Corner Growth Acquisition Corp. (NASDAQ:COOL) has entered into a definitive agreement to combine with software firm Noventiq (LSE:NVIQ) at an enterprise value of $800 million, or 0.4x its FY2021 revenue.
The London-based company helps companies lead internal digital transformations to drive efficiencies in their IT, cloud storage and cybersecurity systems.
The combined company is expected to trade on the Nasdaq under the symbol “NVIQ” once the deal is completed in the second half of 2023.
Corner Growth has about $12 million in its current trust after seeing 97% of shares redeemed in a December extension vote. The parties expect this to be supplemented by $100 million in new financing of an unspecified type.
Noventiq expects to add this to $191 million in existing cash and come out of the deal with $278 million on its balance sheet after $25 million in transaction fees. The deal does not include a minimum cash condition.
The parties have not yet released an investor presentation but Corner Growth’s profile page will be updated once additional information is made available.
Company shareholders stand to earn up to 30,000,000 shares through an earnout which are to vest in equal thirds if the combined company trades at a VWAP of $14, $16 then $18 for 20 of 30 trading days within five years of close.
Corner Growth’s sponsor has agreed to transfer 5,000,000 of its promote shares (50%) to escrow and subject them to the same earnout terms. Another 2,500,000 (25%) will be subject to forfeiture based on the deal’s final gross proceeds.
If proceeds exceed $100 million, then Corner Growth will keep these shares. If proceeds drop below $25 million, then they will be forfeited. If they land somewhere in between, then the sponsor will receive a proportional amount of shares based on the point they hit between these two numbers.
Should Noventiq terminate the deal before its May 4, 2024 outside date, it is to owe Corner Growth a termination fee equal to 3% of the deal’s $1 billion equity value (about $33.3 million).
Quick Takes: Most companies that take the SPAC route to public markets have a specific reason for doing so.
These track across a large range, but SPACs have attracted many companies that are likely a year or a few too early to have a successful IPO campaigns. Others find the SPAC process useful in the one-two punch it can bring in terms of committed cash alongside the listing that results.
With so many SPAC vehicles out there – some battered by redemptions already – it appears some potential target companies also view them simply as floating capital raises at a time when private funding into startups is growing scarce.
Noventiq does not appear to be animated by any of these usual motives as it is already listed on a major exchange in London and does not appear to have an acute need for cash. The company reported $11.1 million in net profit from $1.9 billion in revenue in its 2021 fiscal year that ended in March 2022.

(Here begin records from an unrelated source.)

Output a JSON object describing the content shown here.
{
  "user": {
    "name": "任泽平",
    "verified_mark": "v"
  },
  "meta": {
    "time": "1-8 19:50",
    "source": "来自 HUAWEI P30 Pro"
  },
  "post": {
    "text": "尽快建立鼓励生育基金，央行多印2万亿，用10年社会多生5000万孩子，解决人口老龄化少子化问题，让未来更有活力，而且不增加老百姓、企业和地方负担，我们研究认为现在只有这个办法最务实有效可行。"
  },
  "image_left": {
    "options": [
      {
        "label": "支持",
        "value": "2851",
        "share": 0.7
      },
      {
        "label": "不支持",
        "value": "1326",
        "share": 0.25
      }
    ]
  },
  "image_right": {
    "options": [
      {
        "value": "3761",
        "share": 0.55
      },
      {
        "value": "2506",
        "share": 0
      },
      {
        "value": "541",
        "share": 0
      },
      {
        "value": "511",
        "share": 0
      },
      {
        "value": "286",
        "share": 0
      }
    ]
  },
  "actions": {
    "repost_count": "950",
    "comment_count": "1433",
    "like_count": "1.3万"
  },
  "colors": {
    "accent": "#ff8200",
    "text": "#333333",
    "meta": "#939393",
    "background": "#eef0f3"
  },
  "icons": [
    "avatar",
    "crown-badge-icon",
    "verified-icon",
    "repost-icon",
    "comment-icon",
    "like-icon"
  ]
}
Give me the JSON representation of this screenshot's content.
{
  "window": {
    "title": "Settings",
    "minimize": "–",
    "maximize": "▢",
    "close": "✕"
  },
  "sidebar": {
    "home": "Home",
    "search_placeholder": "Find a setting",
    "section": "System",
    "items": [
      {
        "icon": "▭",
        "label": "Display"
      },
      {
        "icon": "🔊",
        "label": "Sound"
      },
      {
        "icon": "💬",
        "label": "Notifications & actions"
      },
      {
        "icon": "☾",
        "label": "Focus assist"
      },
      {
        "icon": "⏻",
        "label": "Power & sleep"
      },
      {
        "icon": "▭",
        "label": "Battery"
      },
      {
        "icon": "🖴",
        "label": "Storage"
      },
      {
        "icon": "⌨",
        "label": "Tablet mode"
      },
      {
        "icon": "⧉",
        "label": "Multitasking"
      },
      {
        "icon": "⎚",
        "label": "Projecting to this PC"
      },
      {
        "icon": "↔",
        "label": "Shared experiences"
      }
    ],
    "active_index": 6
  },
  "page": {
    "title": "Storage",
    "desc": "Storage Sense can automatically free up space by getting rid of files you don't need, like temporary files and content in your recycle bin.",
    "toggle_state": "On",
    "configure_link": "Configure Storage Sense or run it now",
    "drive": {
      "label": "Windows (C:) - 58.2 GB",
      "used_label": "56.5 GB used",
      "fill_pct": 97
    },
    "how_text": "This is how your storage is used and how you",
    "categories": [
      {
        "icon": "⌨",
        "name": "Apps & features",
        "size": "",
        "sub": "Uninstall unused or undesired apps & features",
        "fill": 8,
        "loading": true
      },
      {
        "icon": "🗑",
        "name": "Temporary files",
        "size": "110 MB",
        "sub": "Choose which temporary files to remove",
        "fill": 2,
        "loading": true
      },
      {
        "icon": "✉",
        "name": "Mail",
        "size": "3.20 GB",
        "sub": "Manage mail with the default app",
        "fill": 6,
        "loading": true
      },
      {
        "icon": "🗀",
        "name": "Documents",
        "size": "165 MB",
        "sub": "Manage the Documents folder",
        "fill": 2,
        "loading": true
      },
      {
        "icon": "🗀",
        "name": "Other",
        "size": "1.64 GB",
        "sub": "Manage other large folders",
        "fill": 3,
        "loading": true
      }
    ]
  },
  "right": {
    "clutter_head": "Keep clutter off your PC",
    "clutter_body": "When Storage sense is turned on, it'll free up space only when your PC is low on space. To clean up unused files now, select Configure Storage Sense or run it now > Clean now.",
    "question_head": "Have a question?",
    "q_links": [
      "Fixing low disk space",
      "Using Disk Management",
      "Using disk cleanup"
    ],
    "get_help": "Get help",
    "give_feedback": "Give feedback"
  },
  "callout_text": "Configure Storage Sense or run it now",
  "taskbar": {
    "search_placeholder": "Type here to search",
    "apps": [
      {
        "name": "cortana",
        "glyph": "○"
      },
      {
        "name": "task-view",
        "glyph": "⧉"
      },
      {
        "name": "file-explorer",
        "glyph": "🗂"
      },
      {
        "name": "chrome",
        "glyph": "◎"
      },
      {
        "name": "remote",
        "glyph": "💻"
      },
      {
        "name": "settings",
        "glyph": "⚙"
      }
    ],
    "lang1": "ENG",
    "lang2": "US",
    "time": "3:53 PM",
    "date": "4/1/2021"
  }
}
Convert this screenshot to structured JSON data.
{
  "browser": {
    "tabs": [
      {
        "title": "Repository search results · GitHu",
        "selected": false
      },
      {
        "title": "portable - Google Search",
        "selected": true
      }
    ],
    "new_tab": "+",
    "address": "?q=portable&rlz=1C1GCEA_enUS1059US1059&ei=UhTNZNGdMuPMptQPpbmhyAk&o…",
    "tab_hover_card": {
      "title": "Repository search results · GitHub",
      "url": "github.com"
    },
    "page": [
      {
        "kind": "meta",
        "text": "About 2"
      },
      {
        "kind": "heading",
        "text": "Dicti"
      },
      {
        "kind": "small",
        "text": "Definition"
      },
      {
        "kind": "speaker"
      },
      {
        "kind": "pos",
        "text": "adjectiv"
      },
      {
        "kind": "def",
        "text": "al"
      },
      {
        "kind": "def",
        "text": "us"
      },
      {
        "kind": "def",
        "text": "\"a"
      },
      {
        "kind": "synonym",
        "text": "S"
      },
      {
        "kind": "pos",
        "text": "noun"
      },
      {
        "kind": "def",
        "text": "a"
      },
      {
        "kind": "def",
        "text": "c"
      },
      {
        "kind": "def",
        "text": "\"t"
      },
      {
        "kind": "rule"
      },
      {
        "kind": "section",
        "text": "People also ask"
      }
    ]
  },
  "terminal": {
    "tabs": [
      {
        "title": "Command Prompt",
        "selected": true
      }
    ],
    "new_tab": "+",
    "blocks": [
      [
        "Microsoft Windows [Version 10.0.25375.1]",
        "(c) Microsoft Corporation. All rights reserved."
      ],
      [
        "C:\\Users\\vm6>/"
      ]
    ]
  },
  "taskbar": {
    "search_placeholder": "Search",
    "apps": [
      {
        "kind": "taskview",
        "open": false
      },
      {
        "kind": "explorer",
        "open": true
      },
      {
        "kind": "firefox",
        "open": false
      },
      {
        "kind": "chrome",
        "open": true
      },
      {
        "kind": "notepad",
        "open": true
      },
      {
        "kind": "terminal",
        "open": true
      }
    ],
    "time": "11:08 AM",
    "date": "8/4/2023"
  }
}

It saw 45% year-on-year turnover growth in its last reported quarter – Q3 2022 – generating nearly $400 million with $12.8 million in adjusted EBITDA for a 17.9% margin. Noventiq appears to have further doubled-down on its lack of need for cash alone by not insisting on a minimum cash condition in this deal.
Instead, the transaction appears to be serving as a convenient way to achieve some technical changes the company has been meaning to get around to.
When Noventiq first announced it had inked an LOI with Corner Growth February, its press release noted that the Board “believes that a listing on the Nasdaq in the United States, by way of a business combination with Corner Growth, is a positive and natural next step for the Company”.
The release went on to state that the Board believes that the price of the company’s global depository receipts (GDRs) in London were not reflective of the company’s value. The Board noted it was disappointed in London trading volumes and sees the Nasdaq as a better fit for the software company.
The move also comes as the software-provider and consultant is working to further internationalize its business. It announced three acquisitions in the third quarter of 2022 in India and Eastern Europe. These were not insignificant moves as they added about 1,600 employees to the company’s staff at a time when company was also finalizing the sale of its Russian business.
The move also coincides with a move to re-domicile the company from Cyprus to the Cayman Islands, which Noventiq believes will lead to a smoother de-SPACing process.
Given that it is primarily the technical benefits of a SPAC deal that Noventiq is seeking, a smoother process seems likely. Corner Growth will need to extend its June 21 transaction deadline to get the deal done, but that should just be one more technicality as Noventiq shifts across the pond.